Canton Woman Pleads Guilty to Role in BEC Scheme
Defendant is second person convicted in connection with business email compromise scheme
BOSTON – A Canton woman pleaded guilty yesterday in federal court in Boston in connection with a business email compromise (BEC) scheme.
Bintu Toure, 26, pleaded guilty to wire fraud and money laundering conspiracy. U.S. Senior District Court Judge Mark L. Wolf scheduled sentencing for April 16, 2021. Toure was charged in September 2019 for her role in the scheme.
Toure is the second individual to be convicted in connection with this scheme, following the guilty plea of Yannick Minang a/k/a “Africa” last year.

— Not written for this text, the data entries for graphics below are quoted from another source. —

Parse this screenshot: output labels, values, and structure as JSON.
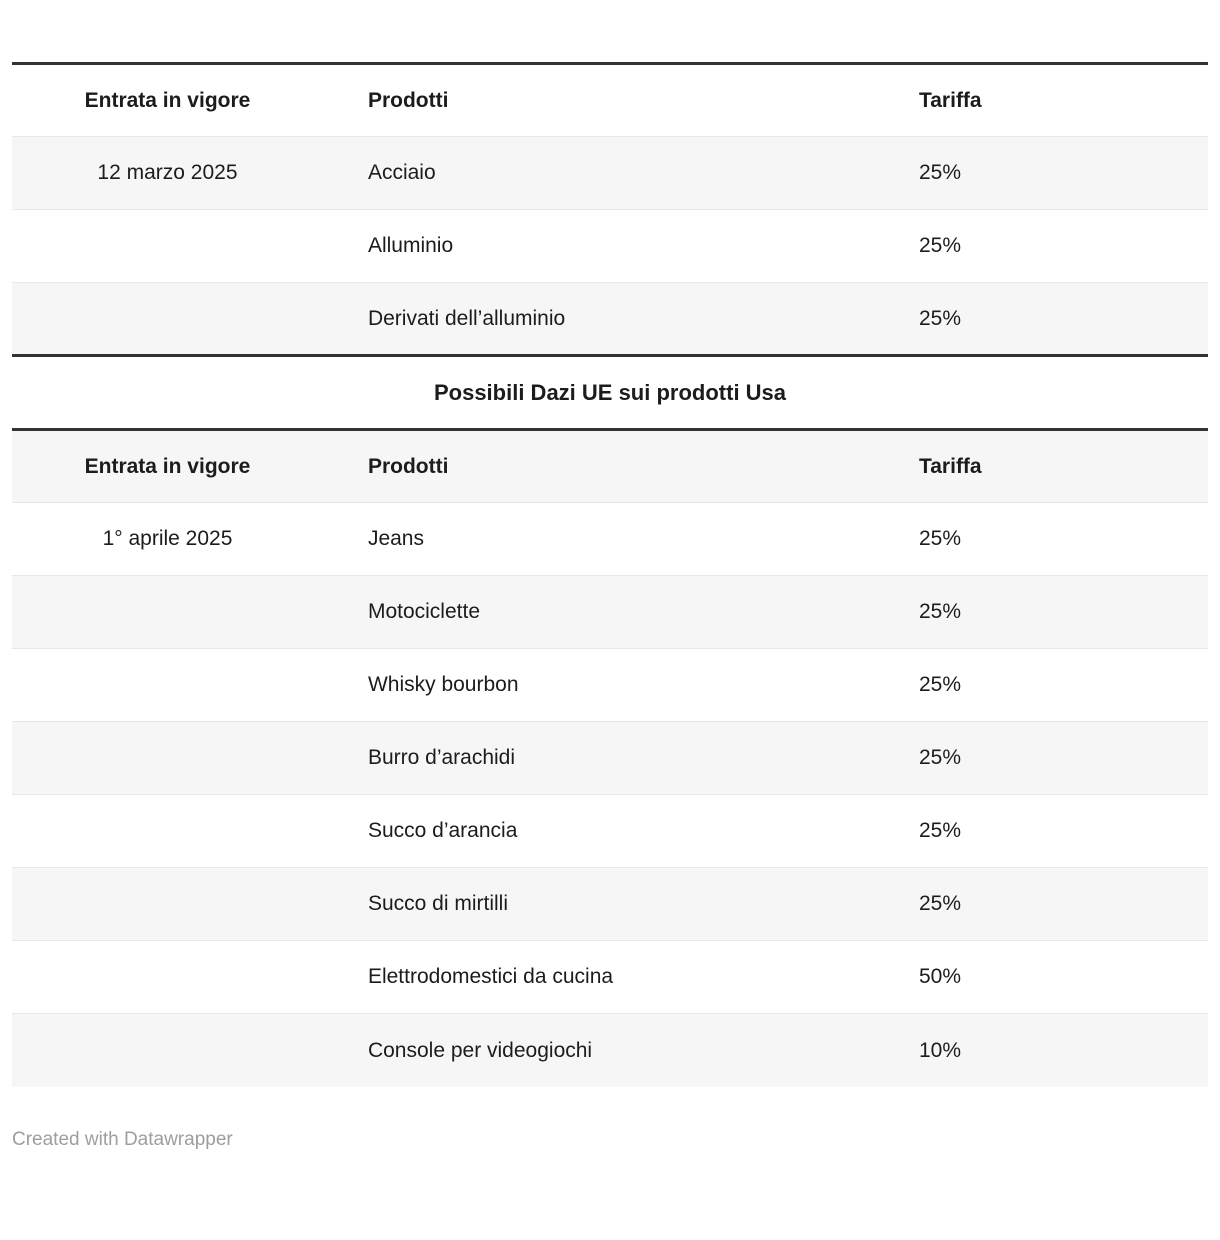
{
  "tables": {
    "us_tariffs": {
      "headers": [
        "Entrata in vigore",
        "Prodotti",
        "Tariffa"
      ],
      "rows": [
        {
          "effective_date": "12 marzo 2025",
          "product": "Acciaio",
          "tariff": "25%"
        },
        {
          "effective_date": "",
          "product": "Alluminio",
          "tariff": "25%"
        },
        {
          "effective_date": "",
          "product": "Derivati dell’alluminio",
          "tariff": "25%"
        }
      ]
    },
    "eu_tariffs": {
      "section_title": "Possibili Dazi UE sui prodotti Usa",
      "headers": [
        "Entrata in vigore",
        "Prodotti",
        "Tariffa"
      ],
      "rows": [
        {
          "effective_date": "1° aprile 2025",
          "product": "Jeans",
          "tariff": "25%"
        },
        {
          "effective_date": "",
          "product": "Motociclette",
          "tariff": "25%"
        },
        {
          "effective_date": "",
          "product": "Whisky bourbon",
          "tariff": "25%"
        },
        {
          "effective_date": "",
          "product": "Burro d’arachidi",
          "tariff": "25%"
        },
        {
          "effective_date": "",
          "product": "Succo d’arancia",
          "tariff": "25%"
        },
        {
          "effective_date": "",
          "product": "Succo di mirtilli",
          "tariff": "25%"
        },
        {
          "effective_date": "",
          "product": "Elettrodomestici da cucina",
          "tariff": "50%"
        },
        {
          "effective_date": "",
          "product": "Console per videogiochi",
          "tariff": "10%"
        }
      ]
    }
  },
  "footer": {
    "credit": "Created with Datawrapper"
  },
  "colors": {
    "text": "#1c1c1c",
    "heavy_rule": "#333333",
    "hairline": "#e8e8e8",
    "row_shade": "#f6f6f6",
    "footer_text": "#9e9e9e",
    "background": "#ffffff"
  },
  "chart_data": [
    {
      "type": "table",
      "title": "",
      "columns": [
        "Entrata in vigore",
        "Prodotti",
        "Tariffa"
      ],
      "rows": [
        [
          "12 marzo 2025",
          "Acciaio",
          "25%"
        ],
        [
          "",
          "Alluminio",
          "25%"
        ],
        [
          "",
          "Derivati dell’alluminio",
          "25%"
        ]
      ]
    },
    {
      "type": "table",
      "title": "Possibili Dazi UE sui prodotti Usa",
      "columns": [
        "Entrata in vigore",
        "Prodotti",
        "Tariffa"
      ],
      "rows": [
        [
          "1° aprile 2025",
          "Jeans",
          "25%"
        ],
        [
          "",
          "Motociclette",
          "25%"
        ],
        [
          "",
          "Whisky bourbon",
          "25%"
        ],
        [
          "",
          "Burro d’arachidi",
          "25%"
        ],
        [
          "",
          "Succo d’arancia",
          "25%"
        ],
        [
          "",
          "Succo di mirtilli",
          "25%"
        ],
        [
          "",
          "Elettrodomestici da cucina",
          "50%"
        ],
        [
          "",
          "Console per videogiochi",
          "10%"
        ]
      ]
    }
  ]
}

Toure conspired with others to open numerous bank accounts in Massachusetts in the name of sham companies, as part of a BEC scheme. A BEC scheme is a sophisticated scam often targeting businesses involved in wire transfer payments. The fraud is carried out by compromising and/or “spoofing” legitimate business email accounts through social engineering or computer intrusion techniques, to cause employees of the victim company (or other individuals involved in legitimate business transactions) to transfer funds to accounts controlled by the scammers.
Through the use of fraudulent invoices and spoofed email accounts, Toure conspired to trick the victims of the scheme into wiring hundreds of thousands of dollars to bank accounts under her control. Toure and her co-conspirators then transferred funds from the accounts on to others located overseas.
The charge of wire fraud provides for a sentence of up to 20 years in prison, three years of supervised release, and a fine of up to $250,000 or twice the gross gain or loss, whichever is greater. The charge of money laundering conspiracy provides for a sentence of up to 20 years in prison, three years of supervised release, and a fine of $500,000 or twice the amount involved in the transaction, whichever is greater. Sentences are imposed by a federal district court judge based upon the U.S. Sentencing Guidelines and other statutory factors.
United States Attorney Andrew E. Lelling and Joseph R. Bonavolonta, Special Agent in Charge of the Federal Bureau of Investigation, Boston Field Division made the announcement. Assistant U.S. Attorney William B. Brady, of Lelling’s Criminal Division and Jordi de Llano, Deputy Chief of Lelling’s Securities & Financial Fraud Unit, are prosecuting the case.